A little roll of bills, she tucked into my shirt pocket.
“Billie,” I said. “I wish—”
“Don’t say it, honey. I know you can’t. Take me with you, I mean. I wouldn’t fit, not with the people you know there. And I’d be bad for you.”
“I’d be bad for you, Billie. I’d be a square, a wet blanket. I’ll have to be to get back in that rut, to hold down—” I didn’t want to think about it. I said, “Billie, I’m going to send you what I owe you. Can I count on your being at the same address for another week or so?”
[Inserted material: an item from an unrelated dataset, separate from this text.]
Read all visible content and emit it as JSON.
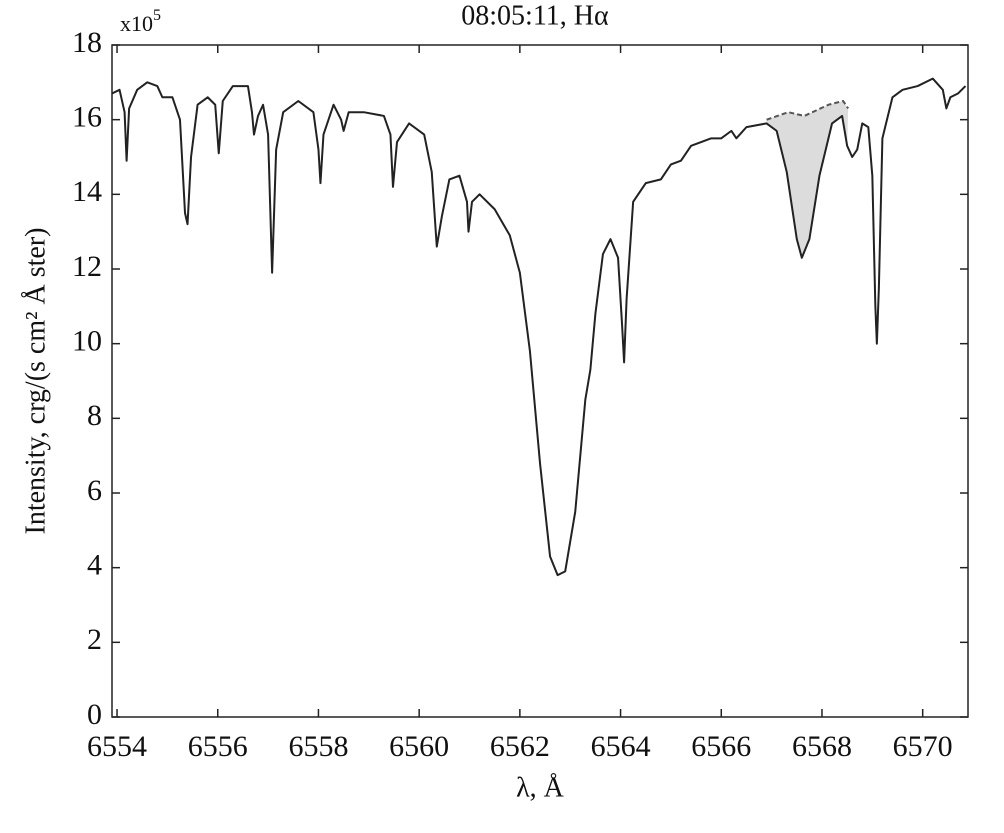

She sighed. “I guess so, Howie. But I’ll give you my sister’s name and address, what I use for a permanent address, in case you ever – in case you might not be able to send the money right away.”
“I’ll write it down,” I said. I tore a corner off the paper the bottle had been wrapped in, looked around for something to write with; I remembered the fountain pen I’d stuck in my trousers pocket at Mame’s. It was still there.
I screwed off the cap. Something glittered, falling to the carpet, a lot of somethings. Shiny little somethings that looked like diamonds. Billie gasped. Then she was scrabbling on the floor, picking them up. I stared at the pen, the hollow pen without even a point, in my hand. Hollow and empty now. But there was still something in the cap, which I’d been holding so it hadn’t spilled. I emptied the cap out into my hand. Bigger diamonds, six of them, big and deep and beautifully cut.
My guess had been wrong. It hadn’t been heroin Gonzales had been smuggling. Diamonds. And when he’d found himself followed to Mame’s, he’d stashed them there for safety. The pen hadn’t fallen from his coat pocket; he’d hidden it there deliberately.
They were in two piles on the table, Billie’s hands trembling a little as she handled them one at a time. “Matched,” she said reverently. “My husband taught me stones, Howie. Those six big ones – over five carats each, cut for depth, not shallow, and they’re blue-white and I’ll bet they’re flawless, all of them, because they’re matched. And the fifteen smaller ones – they’re matched too, and they’re almost three carats apiece. You know what Karas would give us for them, Howie?”